After Banning Almost All Abortions, Indiana Republicans Come for Private Medical Records
After Banning Almost All Abortions, Indiana Republicans Come for Private Medical Records
According to a new report by the Associated Press, Indiana Republicans – including candidate for governor and current Lieutenant Governor Suzanne Crouch – are fighting to force health officials to release personal medical records of patients that receive reproductive health care in the state.
As the Associated Press reports, Republicans are demanding the personal health care records of the very small amount of women who obtain an abortion, given the state’s current near-total ban, which has limited exceptions for rape or incest.
This is just the latest attack on Hoosiers’ personal freedom and privacy from the Republican field running to be Indiana’s next governor. Lt. Governor Crouch was the deciding vote to require rape victims to provide a notarized affidavit in order to seek an abortion or face criminal consequences. Crouch presided overRepublicans’ special session to pass the state’s near-total abortion ban.

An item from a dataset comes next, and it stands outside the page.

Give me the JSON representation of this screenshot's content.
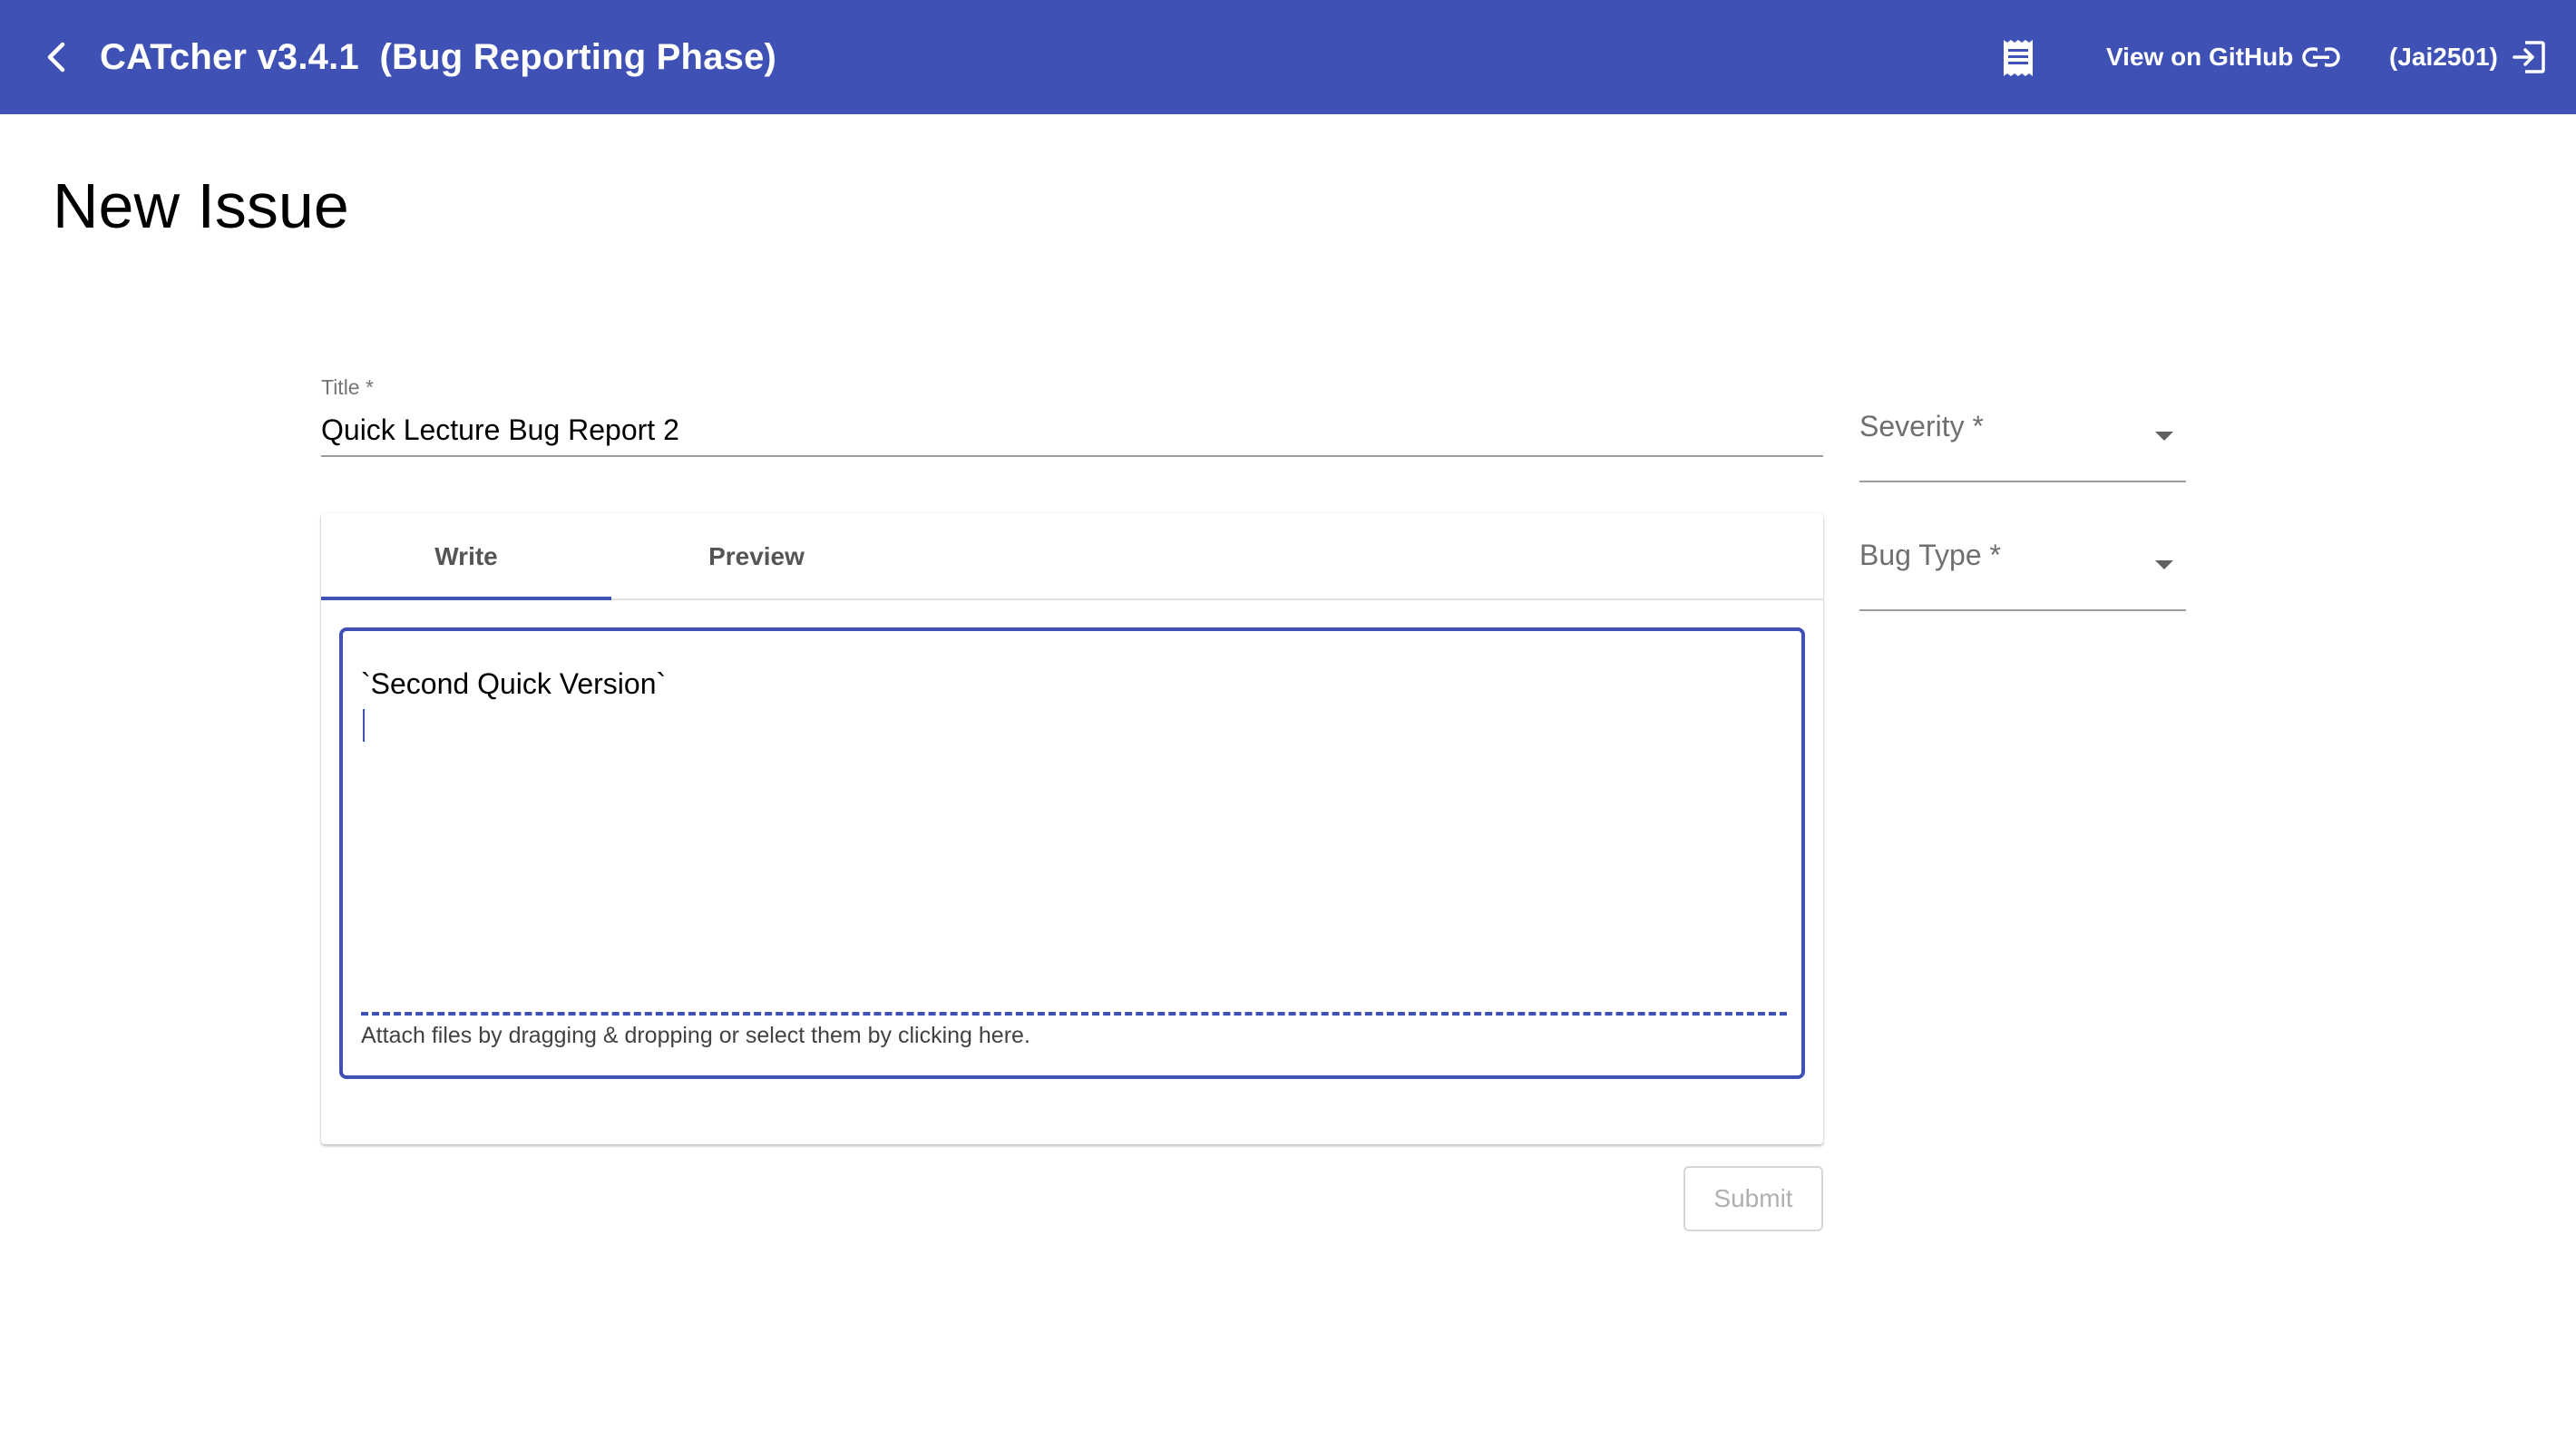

U.S. Senator Mike Braun has said that “Indiana did a decent job” with the near-total ban and that he is “perfectly comfortable” with criminal penalties. Throughout his time in the Senate and as a state legislator, Braun voted and sponsored legislation to ban abortion nationwide and create criminal penalties for doctors, spread misinformation about reproductive health care, defund Planned Parenthood, and more, all while opposing exceptions for rape or incest. In 2021, Braun “cosponsored the Life at Conception Act,” which recognizes a fertilized egg as a person, which, if enacted, could “severely restrict IVF treatments.”
Braun, Crouch, and Eric Doden were all endorsed by the far-right extremist organization Indiana Right To Life that not only advocates for stripping Hoosier women of their constitutional freedoms, but has been openly hostile to the use of in vitro fertilization (IVF) treatments.
“As if the state’s near-total abortion ban that gives rapists more rights than survivors wasn’t enough, this extreme Republican field of candidates are demanding personal health care records,” said DGA States Press Secretary Emma O’Brien. “With less than a month until the primary, these candidates are competing to be the most extreme, leaving Hoosier families behind in the process. No matter who the Republican nominee is, they will be too extreme to be Indiana’s next governor.”